Britain’s Daily Mail reports that teen Tom Reid collapsed at North London nightclub Koko in late September during a party celebrating his enrollment in college. The 19-year-old student was rushed to a hospital and, despite efforts by medical personnel, died a few hours later.

Alisha Riseley, a friend of Reid’s who was at Koko with him that night, said the teen began complaining about not feeling well after the club filled up and the pair found themselves “pushed towards the speakers.”

“Tom said he felt like the bass was getting to his heart and we went to stand at the back,” Riseley told the Daily Mail.

Even after moving, Reid told her, “My heart feels funny, I think the bass is affecting me. Oh God, I feel weird. My heart is beating so fast.”

Riseley took Reid to see a medic at the club around 2 a.m., but he declined further medical attention at a hospital, saying he just wanted to go home and get some rest. Before he could do so however, he collapsed and paramedics were called. He was pronounced dead at a nearby hospital just over an hour later.

A coroner ruled that Reid’s death occurred from natural causes, citing sudden arrhythmic death syndrome (SADS), a disorder of the heart’s electrical system also known as long QT syndrome, as the underlying factor.

While it’s not certain that the bass in the club was what triggered Reid’s cardiac arrest, one medical expert told ABC News it’s possible.

“Any time someone in a setting of excitement has a sudden cardiac arrest, especially at a young age with a seemingly normal heart, you have to consider [an inherited condition] such as long QT,” Dr. Richard Page of the University of Wisconsin School of Medicine and Public Health told ABC. “One of the genetic variants is especially predisposed to having an arrhythmia when exposed to loud sound.”

Other experts, however, are a little more skeptical.

“I don’t think the bass is the problem per se, just the loud noise,” University of South Florida’s Dr. Anne B. Curtis, chief of cardiovascular disease, said.

Mary Jo Gordon, executive director of the Cardiac Arrhythmias Research and Education Foundation, Inc., who suffers from long QT along with several of her siblings, was also doubtful the music caused Reid’s death.

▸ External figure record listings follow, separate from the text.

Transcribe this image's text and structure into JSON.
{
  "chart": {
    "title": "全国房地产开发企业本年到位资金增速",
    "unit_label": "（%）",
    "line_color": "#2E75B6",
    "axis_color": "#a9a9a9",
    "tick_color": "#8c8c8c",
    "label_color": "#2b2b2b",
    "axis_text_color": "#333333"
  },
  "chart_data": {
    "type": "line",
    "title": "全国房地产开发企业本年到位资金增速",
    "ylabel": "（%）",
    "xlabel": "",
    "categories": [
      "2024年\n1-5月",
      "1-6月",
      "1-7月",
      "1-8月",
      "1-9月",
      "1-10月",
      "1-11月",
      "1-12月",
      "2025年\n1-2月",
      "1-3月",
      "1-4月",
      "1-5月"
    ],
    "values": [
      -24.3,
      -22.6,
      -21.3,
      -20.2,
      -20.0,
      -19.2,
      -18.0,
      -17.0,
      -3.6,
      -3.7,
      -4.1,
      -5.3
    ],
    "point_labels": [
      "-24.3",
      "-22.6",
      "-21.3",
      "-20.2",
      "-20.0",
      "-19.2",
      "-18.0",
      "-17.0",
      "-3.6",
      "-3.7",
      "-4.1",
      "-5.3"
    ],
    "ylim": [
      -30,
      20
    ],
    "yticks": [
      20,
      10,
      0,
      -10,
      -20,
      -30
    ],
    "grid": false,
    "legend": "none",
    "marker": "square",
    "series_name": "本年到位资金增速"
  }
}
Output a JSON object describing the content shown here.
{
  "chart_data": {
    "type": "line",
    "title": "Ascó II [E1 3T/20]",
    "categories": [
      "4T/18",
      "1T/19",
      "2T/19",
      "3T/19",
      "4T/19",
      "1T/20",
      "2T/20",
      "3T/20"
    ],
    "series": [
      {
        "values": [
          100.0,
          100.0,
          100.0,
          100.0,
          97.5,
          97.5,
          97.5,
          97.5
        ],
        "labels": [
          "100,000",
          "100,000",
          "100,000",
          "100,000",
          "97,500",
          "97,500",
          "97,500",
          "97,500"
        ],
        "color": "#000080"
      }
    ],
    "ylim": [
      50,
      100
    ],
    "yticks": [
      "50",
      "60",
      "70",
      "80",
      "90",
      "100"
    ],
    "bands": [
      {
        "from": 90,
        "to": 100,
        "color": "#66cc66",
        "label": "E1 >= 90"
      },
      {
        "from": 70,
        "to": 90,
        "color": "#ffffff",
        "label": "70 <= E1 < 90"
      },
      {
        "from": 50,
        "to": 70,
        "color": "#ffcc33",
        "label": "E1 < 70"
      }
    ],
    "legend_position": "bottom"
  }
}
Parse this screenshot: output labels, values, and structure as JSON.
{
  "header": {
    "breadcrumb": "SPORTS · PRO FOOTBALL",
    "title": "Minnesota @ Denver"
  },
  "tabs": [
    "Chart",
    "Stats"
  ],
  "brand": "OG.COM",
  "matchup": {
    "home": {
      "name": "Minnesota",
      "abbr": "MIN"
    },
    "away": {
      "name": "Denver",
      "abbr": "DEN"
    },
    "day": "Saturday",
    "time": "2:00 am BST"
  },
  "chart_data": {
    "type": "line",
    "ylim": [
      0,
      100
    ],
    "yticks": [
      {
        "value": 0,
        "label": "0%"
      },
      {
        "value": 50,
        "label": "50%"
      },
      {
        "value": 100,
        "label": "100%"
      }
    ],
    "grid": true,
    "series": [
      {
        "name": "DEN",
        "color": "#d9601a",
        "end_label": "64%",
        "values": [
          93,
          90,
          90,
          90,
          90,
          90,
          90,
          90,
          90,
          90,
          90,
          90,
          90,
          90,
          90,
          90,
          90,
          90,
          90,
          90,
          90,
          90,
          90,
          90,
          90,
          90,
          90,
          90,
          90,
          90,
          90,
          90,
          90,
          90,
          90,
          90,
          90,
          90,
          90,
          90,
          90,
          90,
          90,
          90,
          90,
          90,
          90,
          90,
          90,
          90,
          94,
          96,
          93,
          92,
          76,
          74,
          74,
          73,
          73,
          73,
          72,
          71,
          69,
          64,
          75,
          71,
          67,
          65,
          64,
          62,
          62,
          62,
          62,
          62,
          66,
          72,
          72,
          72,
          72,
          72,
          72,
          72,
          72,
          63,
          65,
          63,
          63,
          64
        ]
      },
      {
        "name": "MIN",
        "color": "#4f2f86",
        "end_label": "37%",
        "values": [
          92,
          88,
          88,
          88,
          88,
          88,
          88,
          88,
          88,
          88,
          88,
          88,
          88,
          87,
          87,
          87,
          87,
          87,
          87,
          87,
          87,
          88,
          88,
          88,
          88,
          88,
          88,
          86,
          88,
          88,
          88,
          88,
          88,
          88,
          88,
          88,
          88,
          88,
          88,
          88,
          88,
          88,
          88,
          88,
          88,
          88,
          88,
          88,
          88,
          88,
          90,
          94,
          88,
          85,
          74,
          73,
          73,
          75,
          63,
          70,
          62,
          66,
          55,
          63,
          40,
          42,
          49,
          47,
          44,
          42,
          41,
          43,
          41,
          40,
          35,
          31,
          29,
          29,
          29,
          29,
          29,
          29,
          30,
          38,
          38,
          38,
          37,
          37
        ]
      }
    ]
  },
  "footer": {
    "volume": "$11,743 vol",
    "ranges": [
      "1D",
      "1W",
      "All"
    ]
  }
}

“My sister’s cardiac arrest was caused by a minor accident,” Gordon said and urged people to get tested by ECG or EKG for the illness, adding “If they find it, it’s treatable.”

Dr. Page told ABC parents shouldn’t be alarmed that their kids are going to start dropping dead at clubs and concerts, but the tragedy does provide a couple of opportunities.

“I don’t think this is a call for action for not standing near a loud speaker,” he explained. “But I do think that any time a young person dies it is an opportunity to remind all of us that public places should have AEDs, and we should all know CPR.

“I feel that people are more at risk for damage to their ears rather than heart arrhythmias from loud music.”